Ini kali kedua, dalam dua hari, Daya bertanya tentang apa itu “ide”. Semalam saya mendiskusikan soal ini dengan simbok. Dan dia bilang: “Lebih baik coba tanya balik anaknya. Apa yang dia bayangkan tentang hal yang dia tanya, biar tahu scoop pertanyaannya.”
Ya sudah saya tanya dia: “Menurut Daya apa dong ‘ide’ itu? Coba bapak kasih tahu, kaya gimana sih?”

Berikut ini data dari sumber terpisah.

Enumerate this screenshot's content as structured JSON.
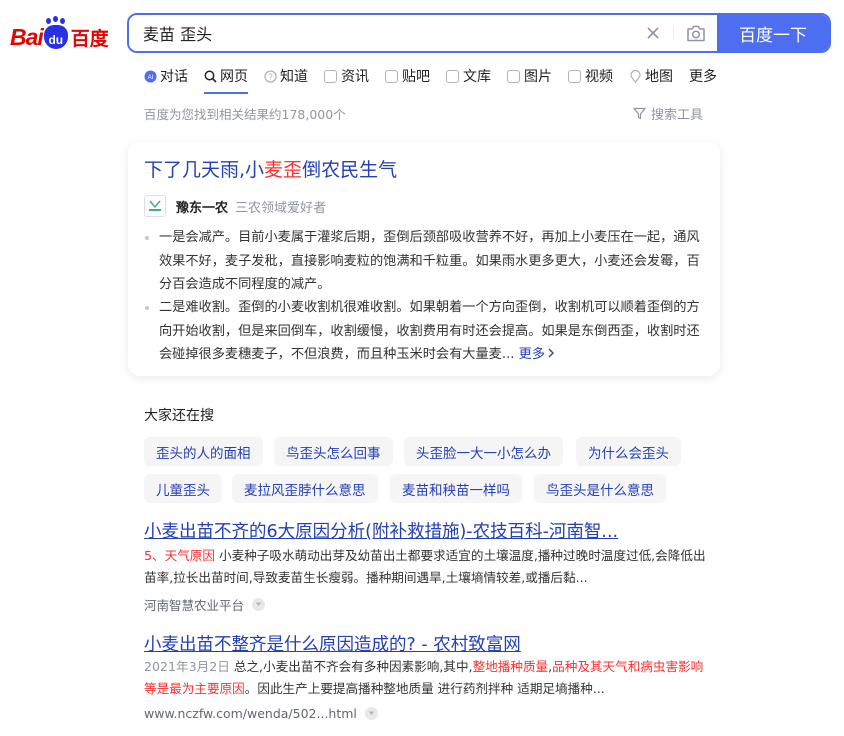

Sambil makan sosis, ia menjawab: “Ya gak tahulah. Aku kan masih kecil.”
DIAJAK BOLOS
Berangkat agak terlambat. Jam 8.15 baru jalan dari rumah. Seperti biasa si bocah duduk di belakang. Setengah perjalanan, dia bilang:
“Bapak, bosen gak kalo kerja?”
“Kenapa gitu?”
“Aku bosen sekolah. Jalan-jalan aja deh.”
“Lha kok gitu?”
“Iya, bapak bosen kerja, aku bosen sekolah. Kita jalan-jalan aja. Mbok kan di rumah. Gak usah bilang-bilang mbok.”.
Di Batununggal, 1,5 km dari kantor dan dari daycare, saya ajak dia turun. Melihat anak-anak SD berolahraga. Jalan-jalan sebentar, cuma 5 menit. Jalan tak sampai 20 meter.
“Yuk udah,” kataku.
“Hadeuh si bapak mah. Ini mah bukan jalan-jalan, ini mah jalan aja doang,” protesnya sambil bersungut-sungut masuk kembali ke dalam mobil.
NB: Karena bujukan bolos gagal, si bocah mencoba men-delay perjalanan menuju sekolah. Ia pegang-pegang jenggot bapaknya. Lalu bilang: “(sambil pegang-pegang jenggotku) Daya hitung dulu jenggot bapak, kalau udah selesai baru sekolah.”
Lha, ngitung jenggot kuwi kapan lek rampung? (La, menghitung jenggot itu kapan selesainya?)